Jeder kennt sie: die so genannten 'Whiteboards' oder auch 'Weiße Tafeln' bzw. 'Weiße Wandtafeln'. Das sind glatte Oberflächen, die anstatt mit Kreide, wie früher die herkömmlichen Wandtafeln, mit speziellen Filzmarkern beschrieben und mit einem Schwamm wieder leicht abgewischt werden.

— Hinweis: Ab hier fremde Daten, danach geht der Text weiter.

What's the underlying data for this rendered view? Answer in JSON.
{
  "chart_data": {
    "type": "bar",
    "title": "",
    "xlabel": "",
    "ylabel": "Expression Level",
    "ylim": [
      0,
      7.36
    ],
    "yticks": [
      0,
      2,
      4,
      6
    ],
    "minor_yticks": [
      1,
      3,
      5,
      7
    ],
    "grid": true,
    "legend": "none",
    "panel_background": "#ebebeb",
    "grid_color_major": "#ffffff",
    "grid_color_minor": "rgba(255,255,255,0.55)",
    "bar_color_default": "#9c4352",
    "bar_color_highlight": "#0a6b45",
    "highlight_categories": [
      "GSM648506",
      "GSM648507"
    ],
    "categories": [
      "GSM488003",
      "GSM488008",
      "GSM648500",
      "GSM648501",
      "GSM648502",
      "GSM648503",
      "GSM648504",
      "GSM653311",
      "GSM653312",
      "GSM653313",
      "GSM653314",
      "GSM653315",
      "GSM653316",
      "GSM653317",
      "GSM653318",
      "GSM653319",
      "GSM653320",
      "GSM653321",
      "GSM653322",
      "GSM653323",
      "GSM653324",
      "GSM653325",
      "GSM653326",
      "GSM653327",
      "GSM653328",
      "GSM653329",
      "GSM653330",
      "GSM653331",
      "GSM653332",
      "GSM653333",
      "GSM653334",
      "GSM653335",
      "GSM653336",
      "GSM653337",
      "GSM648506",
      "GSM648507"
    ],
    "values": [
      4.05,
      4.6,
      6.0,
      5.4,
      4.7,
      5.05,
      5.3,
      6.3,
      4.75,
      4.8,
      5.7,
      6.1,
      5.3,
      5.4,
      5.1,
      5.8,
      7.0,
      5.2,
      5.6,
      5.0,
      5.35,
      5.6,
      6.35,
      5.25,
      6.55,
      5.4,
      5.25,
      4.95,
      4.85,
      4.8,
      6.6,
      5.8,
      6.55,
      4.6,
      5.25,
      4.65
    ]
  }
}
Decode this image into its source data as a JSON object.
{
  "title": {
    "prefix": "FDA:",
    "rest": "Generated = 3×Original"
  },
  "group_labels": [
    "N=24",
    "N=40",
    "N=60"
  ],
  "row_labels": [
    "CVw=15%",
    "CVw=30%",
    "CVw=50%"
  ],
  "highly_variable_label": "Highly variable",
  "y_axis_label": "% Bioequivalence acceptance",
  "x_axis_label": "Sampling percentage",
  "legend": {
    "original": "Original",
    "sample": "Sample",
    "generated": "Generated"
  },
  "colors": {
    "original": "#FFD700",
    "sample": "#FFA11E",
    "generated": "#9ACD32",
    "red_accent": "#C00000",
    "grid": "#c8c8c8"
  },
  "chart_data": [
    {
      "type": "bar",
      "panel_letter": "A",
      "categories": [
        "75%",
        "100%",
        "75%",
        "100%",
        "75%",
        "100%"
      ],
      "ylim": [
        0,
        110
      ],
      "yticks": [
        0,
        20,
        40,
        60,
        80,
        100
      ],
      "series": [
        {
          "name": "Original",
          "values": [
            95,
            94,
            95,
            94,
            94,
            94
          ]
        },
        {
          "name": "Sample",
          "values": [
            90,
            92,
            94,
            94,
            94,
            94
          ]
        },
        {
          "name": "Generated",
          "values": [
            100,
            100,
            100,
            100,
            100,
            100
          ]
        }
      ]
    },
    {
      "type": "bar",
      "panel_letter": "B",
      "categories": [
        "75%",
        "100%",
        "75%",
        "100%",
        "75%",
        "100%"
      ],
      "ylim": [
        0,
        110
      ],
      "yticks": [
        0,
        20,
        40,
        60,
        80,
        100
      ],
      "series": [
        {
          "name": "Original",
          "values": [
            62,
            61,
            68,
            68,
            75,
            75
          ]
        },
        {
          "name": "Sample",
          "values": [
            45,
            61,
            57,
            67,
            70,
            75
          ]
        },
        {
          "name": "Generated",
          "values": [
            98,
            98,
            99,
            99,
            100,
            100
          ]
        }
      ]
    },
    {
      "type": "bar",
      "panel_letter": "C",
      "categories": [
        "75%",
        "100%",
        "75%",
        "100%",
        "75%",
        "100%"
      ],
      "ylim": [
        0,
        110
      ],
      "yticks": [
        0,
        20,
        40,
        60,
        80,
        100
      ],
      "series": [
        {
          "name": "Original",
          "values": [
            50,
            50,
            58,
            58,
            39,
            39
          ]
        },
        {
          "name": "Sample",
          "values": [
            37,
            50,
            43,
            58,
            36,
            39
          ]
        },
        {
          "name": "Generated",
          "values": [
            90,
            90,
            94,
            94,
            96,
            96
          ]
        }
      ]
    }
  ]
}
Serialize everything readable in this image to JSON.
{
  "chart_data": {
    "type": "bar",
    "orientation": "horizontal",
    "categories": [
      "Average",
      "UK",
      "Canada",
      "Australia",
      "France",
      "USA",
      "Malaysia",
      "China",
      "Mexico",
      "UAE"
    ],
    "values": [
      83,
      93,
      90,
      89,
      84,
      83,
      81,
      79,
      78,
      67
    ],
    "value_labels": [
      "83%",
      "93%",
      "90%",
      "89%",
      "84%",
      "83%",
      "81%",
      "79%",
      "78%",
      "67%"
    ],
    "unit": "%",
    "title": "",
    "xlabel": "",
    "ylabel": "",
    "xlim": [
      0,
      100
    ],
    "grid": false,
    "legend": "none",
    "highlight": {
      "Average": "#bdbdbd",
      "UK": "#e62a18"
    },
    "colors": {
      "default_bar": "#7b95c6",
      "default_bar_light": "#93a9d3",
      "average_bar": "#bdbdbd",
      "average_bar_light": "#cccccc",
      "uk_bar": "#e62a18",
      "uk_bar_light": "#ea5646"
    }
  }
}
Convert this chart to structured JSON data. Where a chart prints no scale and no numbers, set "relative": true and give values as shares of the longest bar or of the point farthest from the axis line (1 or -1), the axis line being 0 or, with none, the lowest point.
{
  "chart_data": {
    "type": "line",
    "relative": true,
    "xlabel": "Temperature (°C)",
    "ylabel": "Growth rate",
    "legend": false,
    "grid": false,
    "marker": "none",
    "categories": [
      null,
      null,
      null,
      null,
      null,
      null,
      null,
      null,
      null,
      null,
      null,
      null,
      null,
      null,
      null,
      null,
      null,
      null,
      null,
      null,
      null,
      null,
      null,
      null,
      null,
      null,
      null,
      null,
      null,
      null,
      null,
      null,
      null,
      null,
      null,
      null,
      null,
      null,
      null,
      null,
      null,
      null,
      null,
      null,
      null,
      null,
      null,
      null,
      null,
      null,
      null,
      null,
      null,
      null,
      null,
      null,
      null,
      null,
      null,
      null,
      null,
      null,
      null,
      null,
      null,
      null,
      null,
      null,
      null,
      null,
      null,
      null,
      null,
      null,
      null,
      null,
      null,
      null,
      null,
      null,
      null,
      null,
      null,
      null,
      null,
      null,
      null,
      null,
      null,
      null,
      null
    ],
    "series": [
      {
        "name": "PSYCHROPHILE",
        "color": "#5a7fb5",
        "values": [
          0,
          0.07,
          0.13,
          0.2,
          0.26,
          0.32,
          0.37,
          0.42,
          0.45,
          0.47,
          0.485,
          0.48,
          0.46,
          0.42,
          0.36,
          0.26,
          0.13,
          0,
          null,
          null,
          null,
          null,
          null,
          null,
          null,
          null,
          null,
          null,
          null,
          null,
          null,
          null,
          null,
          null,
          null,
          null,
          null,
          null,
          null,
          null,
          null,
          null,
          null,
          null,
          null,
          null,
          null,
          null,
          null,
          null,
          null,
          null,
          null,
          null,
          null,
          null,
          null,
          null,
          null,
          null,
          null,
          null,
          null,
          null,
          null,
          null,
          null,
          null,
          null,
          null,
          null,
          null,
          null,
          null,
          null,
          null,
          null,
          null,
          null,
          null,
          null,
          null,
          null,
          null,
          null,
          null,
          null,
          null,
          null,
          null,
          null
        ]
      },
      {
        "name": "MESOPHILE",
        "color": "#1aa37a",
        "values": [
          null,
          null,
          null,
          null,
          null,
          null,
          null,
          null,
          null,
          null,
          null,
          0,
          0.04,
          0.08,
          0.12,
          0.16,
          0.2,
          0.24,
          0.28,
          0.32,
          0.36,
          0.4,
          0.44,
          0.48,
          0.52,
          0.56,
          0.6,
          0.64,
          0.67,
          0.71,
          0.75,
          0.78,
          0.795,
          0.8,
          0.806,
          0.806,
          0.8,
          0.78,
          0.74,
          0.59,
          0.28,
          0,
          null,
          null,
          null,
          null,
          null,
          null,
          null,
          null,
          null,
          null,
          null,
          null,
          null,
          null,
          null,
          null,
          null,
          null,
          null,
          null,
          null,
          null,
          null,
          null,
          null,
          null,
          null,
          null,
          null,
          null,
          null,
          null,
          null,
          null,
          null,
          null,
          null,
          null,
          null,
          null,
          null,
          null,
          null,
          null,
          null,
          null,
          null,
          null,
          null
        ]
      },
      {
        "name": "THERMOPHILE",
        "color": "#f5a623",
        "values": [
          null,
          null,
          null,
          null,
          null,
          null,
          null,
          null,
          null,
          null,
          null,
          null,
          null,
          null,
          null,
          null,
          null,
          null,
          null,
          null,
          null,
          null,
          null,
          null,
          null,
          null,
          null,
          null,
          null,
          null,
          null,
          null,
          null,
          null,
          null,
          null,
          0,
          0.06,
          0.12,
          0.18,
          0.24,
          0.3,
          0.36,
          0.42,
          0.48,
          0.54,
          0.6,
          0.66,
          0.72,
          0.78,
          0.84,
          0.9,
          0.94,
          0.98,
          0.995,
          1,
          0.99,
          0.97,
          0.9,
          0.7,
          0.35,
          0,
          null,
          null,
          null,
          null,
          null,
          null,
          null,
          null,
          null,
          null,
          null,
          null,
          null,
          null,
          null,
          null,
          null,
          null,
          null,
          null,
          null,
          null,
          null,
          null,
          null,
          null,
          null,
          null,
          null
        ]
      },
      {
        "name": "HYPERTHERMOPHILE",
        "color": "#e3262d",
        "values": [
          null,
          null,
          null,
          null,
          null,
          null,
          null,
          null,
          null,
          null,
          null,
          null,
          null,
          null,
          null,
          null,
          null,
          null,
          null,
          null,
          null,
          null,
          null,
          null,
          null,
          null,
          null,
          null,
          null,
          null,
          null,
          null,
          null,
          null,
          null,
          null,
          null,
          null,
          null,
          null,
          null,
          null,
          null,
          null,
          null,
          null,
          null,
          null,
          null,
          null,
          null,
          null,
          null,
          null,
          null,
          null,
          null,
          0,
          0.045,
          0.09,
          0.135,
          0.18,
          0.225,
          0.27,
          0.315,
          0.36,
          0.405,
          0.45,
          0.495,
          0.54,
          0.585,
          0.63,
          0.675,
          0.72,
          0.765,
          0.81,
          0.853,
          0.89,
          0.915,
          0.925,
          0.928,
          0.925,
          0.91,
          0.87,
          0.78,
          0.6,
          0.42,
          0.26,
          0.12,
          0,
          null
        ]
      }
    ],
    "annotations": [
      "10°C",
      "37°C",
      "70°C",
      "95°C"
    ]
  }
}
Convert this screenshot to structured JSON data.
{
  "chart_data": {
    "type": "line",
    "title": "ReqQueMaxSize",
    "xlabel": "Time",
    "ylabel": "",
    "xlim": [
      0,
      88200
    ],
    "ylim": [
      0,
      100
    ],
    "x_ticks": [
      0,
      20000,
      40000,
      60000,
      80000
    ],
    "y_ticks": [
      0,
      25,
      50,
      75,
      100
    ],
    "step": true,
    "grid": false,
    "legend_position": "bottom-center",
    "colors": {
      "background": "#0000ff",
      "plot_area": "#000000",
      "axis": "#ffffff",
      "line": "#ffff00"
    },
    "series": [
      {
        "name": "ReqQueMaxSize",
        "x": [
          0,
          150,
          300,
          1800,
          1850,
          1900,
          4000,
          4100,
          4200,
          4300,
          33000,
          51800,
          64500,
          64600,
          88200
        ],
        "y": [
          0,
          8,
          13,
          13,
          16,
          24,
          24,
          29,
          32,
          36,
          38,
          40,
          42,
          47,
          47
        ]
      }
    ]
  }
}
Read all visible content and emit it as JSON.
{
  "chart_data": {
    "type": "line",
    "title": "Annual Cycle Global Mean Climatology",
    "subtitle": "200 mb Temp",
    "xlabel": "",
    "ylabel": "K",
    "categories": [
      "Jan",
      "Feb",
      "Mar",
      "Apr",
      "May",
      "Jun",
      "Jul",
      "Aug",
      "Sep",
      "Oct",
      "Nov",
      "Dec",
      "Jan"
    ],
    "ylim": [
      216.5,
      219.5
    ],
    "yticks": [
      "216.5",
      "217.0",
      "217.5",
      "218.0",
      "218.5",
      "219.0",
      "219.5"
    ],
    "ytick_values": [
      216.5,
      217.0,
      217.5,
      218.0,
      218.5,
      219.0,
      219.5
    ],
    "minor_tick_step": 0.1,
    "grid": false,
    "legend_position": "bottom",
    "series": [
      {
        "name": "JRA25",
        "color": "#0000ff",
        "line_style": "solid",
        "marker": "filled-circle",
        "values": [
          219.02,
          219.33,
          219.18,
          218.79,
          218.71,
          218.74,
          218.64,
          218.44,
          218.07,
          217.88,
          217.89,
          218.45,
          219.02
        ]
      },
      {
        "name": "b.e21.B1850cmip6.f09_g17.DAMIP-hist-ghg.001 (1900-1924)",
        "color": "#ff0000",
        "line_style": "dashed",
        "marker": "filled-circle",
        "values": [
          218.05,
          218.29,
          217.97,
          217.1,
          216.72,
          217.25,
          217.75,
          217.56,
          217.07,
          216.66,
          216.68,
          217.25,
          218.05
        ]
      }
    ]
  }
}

Microsoft hat jetzt eine neue Technologie vorgestellt, bei der auf einer entsprechenden Tafel virtuelle Inhalte zur Präsentation angezeigt werden, die der Referent mit der Hand, speziell mit den Fingern 'bearbeiten' kann. Diese Technologie umschreibt Microsoft mit 'Touch Wall', ist eine Art interaktives Whiteboard mit einem neuen 2D-Interface. Vorgestellt wurde sie jetzt von Microsoft-Gründer Bill Gates höchst persönlich, und zwar auf der 'Microsoft CEO Summit'.
Letztlich kennt man die mögliche Bedienung schon von dem Apple-iPhone-Handy. Führt man die Finger auf das Display der Präsentationsfläche und zieht die Finger auseinander oder zusammen, so zoomt man bestimmte ausgewählte Elemente heran oder zurück.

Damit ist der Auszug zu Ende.